Numérique pour tous ?

On l’aura compris, le numérique en dentaire est surtout destiné à la chirurgie implantaire et à la prothèse. Si l’endodontie et la parodontie peuvent bénéficier de la radiologie 3D pour le diagnostic, ces disciplines ne sont pour l’instant pas concernées par la CFAO (conception et fabrication assistées par ordinateur).

Ne parlons pas de la dentisterie restauratrice de base, ni de la prophylaxie, mal rémunérées dans notre pays et pourtant si utiles à la population. On peut donc estimer qu’un nombre limité d’omnipraticiens exploitera 100 % de ces nouveaux procédés.

Le bouleversement technique qui touchera l’ensemble des chirurgiens-dentistes est la prise d’empreintes numériques. Mais à l’heure actuelle, son prix de revient reste encore élevé pour une diffusion universelle.

Olivier Landwerlin (accompagné de son assistante Tatiana) est webmaster des sites Dentisfuturis et Synergie dentaire.

« Je viens aux rencontres Aria parce que l’on y voit le fu tur de la dentisterie. Je suis intéressé par toutes les nouveautés, en particulier la réalisation de prothèses adjointes par CFAO. Je possède un CEREC depuis 5 ans, qui m’assure une très bonne rentabilité. Je réalise au cabinet toutes mes prothèses unitaires en moins de 2 heures. »

Formateur chez CAD°X, Jean-Luc Berruet est l’inventeur du système d’isolation Cap°dent.

« J’ai été l’un des premiers en France à utiliser un système ouvert pour mes empreintes numériques. Ma caméra Itero enregistre les images sans poudrage. Ce n’est pas le dernier modèle, mais le logiciel mis à jour qui pilote la machine est beaucoup plus performant qu’au début. Selon moi, l’empreinte optique deviendra universelle lorsqu’elle sera plus rapide et plus économique que l’empreinte traditionnelle. Le CondorScan (Biotech) de François Duret promet d’être l’un des systèmes les moins chers du marché. »

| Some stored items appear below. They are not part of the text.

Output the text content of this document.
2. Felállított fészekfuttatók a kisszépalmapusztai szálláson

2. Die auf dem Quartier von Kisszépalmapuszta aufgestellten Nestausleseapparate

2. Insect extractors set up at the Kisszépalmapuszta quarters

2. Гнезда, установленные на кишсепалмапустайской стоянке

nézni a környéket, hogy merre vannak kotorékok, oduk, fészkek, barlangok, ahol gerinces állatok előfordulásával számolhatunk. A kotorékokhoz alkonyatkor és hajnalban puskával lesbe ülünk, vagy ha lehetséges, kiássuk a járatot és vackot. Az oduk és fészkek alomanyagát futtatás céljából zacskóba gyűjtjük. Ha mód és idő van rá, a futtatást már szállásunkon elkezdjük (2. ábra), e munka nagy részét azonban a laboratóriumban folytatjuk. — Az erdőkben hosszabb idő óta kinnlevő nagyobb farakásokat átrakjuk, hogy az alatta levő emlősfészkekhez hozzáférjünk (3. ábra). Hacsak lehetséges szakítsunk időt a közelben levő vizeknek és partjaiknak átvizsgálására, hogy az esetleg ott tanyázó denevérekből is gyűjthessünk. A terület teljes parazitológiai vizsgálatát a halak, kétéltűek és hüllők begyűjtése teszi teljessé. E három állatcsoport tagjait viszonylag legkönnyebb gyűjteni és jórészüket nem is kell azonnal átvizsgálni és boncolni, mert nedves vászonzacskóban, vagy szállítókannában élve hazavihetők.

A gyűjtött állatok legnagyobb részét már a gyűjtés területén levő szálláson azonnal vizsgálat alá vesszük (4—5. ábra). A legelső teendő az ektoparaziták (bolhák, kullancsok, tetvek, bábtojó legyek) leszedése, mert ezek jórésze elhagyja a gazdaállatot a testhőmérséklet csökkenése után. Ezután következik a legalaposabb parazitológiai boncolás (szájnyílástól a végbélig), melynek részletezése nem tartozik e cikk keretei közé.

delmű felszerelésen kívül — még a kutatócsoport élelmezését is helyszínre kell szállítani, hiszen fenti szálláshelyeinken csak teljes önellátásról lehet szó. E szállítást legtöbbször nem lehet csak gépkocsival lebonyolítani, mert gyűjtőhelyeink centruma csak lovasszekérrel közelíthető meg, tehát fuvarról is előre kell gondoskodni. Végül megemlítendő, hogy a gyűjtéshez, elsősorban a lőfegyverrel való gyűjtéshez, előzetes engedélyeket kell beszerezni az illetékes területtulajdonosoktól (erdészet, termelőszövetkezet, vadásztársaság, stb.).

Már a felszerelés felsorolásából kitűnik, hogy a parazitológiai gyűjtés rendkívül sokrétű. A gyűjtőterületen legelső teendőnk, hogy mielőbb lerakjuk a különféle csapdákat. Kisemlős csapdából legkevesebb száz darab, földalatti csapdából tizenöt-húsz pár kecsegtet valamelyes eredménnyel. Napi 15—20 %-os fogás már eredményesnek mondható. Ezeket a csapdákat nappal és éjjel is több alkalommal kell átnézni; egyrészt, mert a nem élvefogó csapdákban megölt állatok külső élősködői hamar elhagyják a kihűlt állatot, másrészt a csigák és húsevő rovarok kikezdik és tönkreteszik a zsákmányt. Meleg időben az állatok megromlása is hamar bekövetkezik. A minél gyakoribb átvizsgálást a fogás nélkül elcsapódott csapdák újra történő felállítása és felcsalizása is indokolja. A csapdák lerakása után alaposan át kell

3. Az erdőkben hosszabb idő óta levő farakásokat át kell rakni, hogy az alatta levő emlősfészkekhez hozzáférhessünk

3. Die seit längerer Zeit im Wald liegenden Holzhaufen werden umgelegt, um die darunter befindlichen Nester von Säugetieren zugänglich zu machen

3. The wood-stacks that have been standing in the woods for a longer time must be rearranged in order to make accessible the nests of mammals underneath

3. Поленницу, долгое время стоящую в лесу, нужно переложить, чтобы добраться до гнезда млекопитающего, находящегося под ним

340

Thomas et Guenane sont étudiants en 6e et 5e années à la faculté dentaire de Lyon. Ils ont été sensibilisés à la CFAO dès la fin de leur 4e année :

« L’université organise des journées où les principaux fabricants viennent exposer leur production. Nous avons eu une initiation au CEREC (Sirona) et à la prise d’empreinte optique. Ivoclar est venu nous montrer ses céramiques. Pour moi, le numérique est partout en dentaire ! En chirurgie, en prothèse, en implantologie… Ah oui !, c’est vrai qu’en endodontie, à part le microscope et nos petits doigts, il n’y a pas grand-chose. »

Un groupe d’étudiants en BTS de prothèse au lycée Hector-Guimard de Lyon est venu visiter l’exposition et assister aux conférences. « Nous nous intéressons de près à la CFAO en prothèse et surtout aux nouveaux matériaux. »

David Negrel est prothésiste à Aix-en-Provence. Il utilise depuis longtemps la CFAO pour la réalisation d’armatures de couronnes et de bridges en zircone.

« Je suis consultant pour plusieurs sociétés qui commercialisent des logiciels de conception et de fabrication de prothèses par ordinateur. Les logiciels ne se valent pas tous au niveau de l’ergonomie, de la manipulation et des possibilités techniques, même s’ils sont conçus pour piloter n’importe quelle fraiseuse de laboratoire. »

Guillaume Champleboux et Jérôme Allemane, de la société 3DKreaForm fondée il y a 3 ans, proposent une procédure très simple combinant images radiologiques et empreintes dentaires pour réaliser des guides de forage implantaire. Le logiciel de planification, qui intègre les principaux systèmes du marché, est entièrement gratuit. Seul le guide réalisé par stéréolithographie reste à la charge du praticien pour un prix très raisonnable.